Narra Silas.
En el momento en que mis ojos captaron a Freya de pie en la escalera, mi sangre se heló.
Su silueta se recortaba nítidamente contra el débil resplandor de las luces del rellano, cada línea de su figura grabada en mi visión como una cicatriz. Ella había escuchado. Las palabras que Kade había escupido con veneno, sobre la firma de abogados, sobre mi interferencia, esas palabras habían llegado a sus oídos.
Mi instinto se retorció. Mi lobo gruñó dentro de mí, listo para atacar, pero otro instinto, más profundo, más aterrador, surgió: el miedo. No miedo a Kade, no al descubrimiento, no a lo que las manadas pudieran decir. Sino a ella. A esa mirada firme y gris tormenta que se posaba en mí con decepción.
El mundo podría llamarme un Alfa maquinador, un Whitmore con las manos sucias, y yo no parpadearía. Pero si ella me miraba con disgusto, con pérdida... rompería algo dentro de mí que ninguna pelea, ninguna victoria, ninguna sangre podría reparar.
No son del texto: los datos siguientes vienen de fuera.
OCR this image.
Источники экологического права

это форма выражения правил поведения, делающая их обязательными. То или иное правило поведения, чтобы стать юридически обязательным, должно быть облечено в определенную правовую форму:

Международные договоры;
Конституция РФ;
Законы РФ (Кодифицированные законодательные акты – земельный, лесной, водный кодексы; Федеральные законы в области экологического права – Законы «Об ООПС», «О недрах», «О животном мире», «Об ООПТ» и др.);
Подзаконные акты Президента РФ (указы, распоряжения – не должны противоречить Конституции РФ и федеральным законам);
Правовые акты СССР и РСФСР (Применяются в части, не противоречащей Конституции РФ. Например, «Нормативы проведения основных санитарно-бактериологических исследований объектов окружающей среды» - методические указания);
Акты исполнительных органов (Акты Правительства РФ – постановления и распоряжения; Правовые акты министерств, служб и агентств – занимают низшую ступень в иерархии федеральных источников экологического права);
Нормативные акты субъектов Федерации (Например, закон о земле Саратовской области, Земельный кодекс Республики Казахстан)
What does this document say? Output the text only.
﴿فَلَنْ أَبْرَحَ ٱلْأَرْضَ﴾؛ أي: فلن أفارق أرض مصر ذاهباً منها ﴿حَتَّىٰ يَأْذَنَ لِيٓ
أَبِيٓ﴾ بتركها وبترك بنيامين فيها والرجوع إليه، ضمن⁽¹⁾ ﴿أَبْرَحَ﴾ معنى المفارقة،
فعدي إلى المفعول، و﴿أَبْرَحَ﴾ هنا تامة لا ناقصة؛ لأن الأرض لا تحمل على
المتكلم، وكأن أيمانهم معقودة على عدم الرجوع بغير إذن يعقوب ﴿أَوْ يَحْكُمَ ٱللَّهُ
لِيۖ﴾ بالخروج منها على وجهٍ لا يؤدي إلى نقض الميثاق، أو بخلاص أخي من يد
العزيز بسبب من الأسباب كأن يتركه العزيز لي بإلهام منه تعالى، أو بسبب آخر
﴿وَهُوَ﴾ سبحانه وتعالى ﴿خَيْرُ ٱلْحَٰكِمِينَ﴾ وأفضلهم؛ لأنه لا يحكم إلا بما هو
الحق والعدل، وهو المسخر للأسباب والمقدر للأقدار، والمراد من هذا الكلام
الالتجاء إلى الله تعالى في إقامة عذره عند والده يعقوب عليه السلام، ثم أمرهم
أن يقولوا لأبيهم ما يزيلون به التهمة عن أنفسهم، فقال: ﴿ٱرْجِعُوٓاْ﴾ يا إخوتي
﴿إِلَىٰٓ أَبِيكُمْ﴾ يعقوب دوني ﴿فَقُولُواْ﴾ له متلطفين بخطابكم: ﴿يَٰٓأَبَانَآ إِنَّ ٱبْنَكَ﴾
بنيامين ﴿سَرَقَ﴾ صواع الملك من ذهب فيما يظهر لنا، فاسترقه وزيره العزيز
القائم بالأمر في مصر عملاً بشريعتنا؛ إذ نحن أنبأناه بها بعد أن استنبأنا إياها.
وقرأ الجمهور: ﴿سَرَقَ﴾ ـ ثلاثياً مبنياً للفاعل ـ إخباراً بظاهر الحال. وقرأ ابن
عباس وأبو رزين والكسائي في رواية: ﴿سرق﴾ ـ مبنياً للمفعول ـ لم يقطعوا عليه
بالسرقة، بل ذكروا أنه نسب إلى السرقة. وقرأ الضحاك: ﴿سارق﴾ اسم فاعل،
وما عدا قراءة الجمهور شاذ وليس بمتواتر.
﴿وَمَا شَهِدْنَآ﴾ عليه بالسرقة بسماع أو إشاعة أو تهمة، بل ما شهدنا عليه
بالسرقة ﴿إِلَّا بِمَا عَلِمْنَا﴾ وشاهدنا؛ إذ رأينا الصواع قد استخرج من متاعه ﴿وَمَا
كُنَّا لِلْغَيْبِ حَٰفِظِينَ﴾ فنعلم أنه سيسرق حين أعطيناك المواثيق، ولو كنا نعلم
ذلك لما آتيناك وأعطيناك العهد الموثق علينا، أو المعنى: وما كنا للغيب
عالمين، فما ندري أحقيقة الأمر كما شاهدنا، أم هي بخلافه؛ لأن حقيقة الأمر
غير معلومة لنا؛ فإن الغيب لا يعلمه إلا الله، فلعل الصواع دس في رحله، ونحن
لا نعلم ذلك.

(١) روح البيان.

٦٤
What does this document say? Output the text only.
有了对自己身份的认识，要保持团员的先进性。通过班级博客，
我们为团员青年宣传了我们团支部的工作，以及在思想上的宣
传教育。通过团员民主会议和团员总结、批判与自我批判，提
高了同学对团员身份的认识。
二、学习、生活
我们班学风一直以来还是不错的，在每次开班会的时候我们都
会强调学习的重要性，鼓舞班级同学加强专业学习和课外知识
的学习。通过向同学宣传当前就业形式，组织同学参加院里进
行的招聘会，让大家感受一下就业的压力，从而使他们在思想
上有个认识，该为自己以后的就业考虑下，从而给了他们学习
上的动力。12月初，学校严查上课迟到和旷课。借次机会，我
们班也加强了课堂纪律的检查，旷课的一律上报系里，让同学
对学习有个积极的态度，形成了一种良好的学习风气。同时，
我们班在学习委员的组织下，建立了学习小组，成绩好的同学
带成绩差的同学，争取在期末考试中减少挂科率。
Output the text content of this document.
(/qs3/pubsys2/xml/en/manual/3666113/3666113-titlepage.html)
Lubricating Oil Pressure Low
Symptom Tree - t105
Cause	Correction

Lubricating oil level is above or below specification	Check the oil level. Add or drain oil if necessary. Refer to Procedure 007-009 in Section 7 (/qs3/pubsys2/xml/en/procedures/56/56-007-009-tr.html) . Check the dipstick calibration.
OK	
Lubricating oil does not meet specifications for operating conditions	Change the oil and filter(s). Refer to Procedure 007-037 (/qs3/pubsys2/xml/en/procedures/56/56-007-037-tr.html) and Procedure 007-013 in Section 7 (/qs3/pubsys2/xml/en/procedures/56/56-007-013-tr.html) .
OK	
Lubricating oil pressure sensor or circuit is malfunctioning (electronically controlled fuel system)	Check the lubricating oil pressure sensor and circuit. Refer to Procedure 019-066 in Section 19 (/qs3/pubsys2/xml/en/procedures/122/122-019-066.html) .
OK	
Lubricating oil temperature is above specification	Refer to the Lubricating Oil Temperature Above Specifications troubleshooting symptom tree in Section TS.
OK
Sin embargo, el rostro de Freya no traicionaba nada. Ni furia, ni sorpresa. Caminó hacia nosotros con la misma compostura que había llevado a las batallas. Esa calma indescifrable me hizo sentir un dolor en el pecho mayor que cualquier ira abierta podría provocar.
—Suéltalo, Kade —dijo con calma.
Su voz cortó la tensión como una orden de Alfa. El agarre de Kade en mi cuello vaciló, luego se desvaneció. Sus labios temblaron en desafío, pero retrocedió.
—Escucho a mi hermana —murmuró, como si hubiera logrado alguna victoria.
Los ojos de Freya se posaron en él, fríos pero educados.
—¿Cómo está la situación con la firma de abogados de tu madre?
Las palabras me golpearon como garras en el pecho. Ella había escuchado. Cada músculo en mí se tensó.
Kade se enderezó, con la voz cortante.
—Ya está resuelto. No hay un problema importante ahora. Pero, hermana, algunas personas son buenas para tender trampas. Deberías tener cuidado. —Su mirada se dirigió hacia mí, afilada con acusación.
Freya sonrió levemente, pero su tono era suave, casi displicente.
—Cambiemos de tema. El paraguas que me prestaste, hoy es un buen día para devolverlo.
Lo colocó en sus manos. Un gesto sencillo, pero el peso de ello presionaba fuertemente en el aire. “Paraguas” la palabra llevaba significados que dudaba que ella pasara por alto. Refugio. Despedida. Separación.
Kade lo miró como si fuera una espada clavada en su pecho. Podía leerlo en su rostro: arrepentimiento, anhelo, furia. Finalmente logró una sonrisa amarga, tomó el paraguas y bajó ligeramente la cabeza.
—Entonces regresaré a mi hotel. Te veré de nuevo mañana.
—Viaja con seguridad —respondió ella suavemente.
Permanecí en silencio, observando cómo se iba, mi lobo aun acechando bajo mi piel. Cada instinto me gritaba que lo expulsara de nuestro territorio, que le arrancara la garganta por pronunciar su nombre con tanta familiaridad. Pero la presencia de Freya me ataba más fuerte que cualquier cadena.
En cuanto la puerta se cerró detrás de él, ella se giró.
Su mirada se clavó en mí.
—Silas Whitmore —pronunció, y mi nombre en su lengua hizo que mi estómago se retorciera—. ¿Fuiste tú quien orquestó lo que le sucedió a la firma de la madre de Kade?
Mis pestañas temblaron. Por primera vez en años, no pude sostener la mirada de alguien. Mi cabeza se inclinó, no por culpa, los Alfas no confiesan culpa, sino porque el vínculo, el frágil hilo que ella y yo estábamos tejiendo, amenazaba con romperse si la enfrentaba ahora.
»Me prometiste —continuó, su voz baja pero firme—… Que si alguna vez te preguntaba, nunca me mentirías.
Sus palabras eran hierro, cadenas que yo mismo había forjado. Esa promesa había sido mía. Me había atado a ella libremente. Y ahora era una espada presionada contra mi garganta.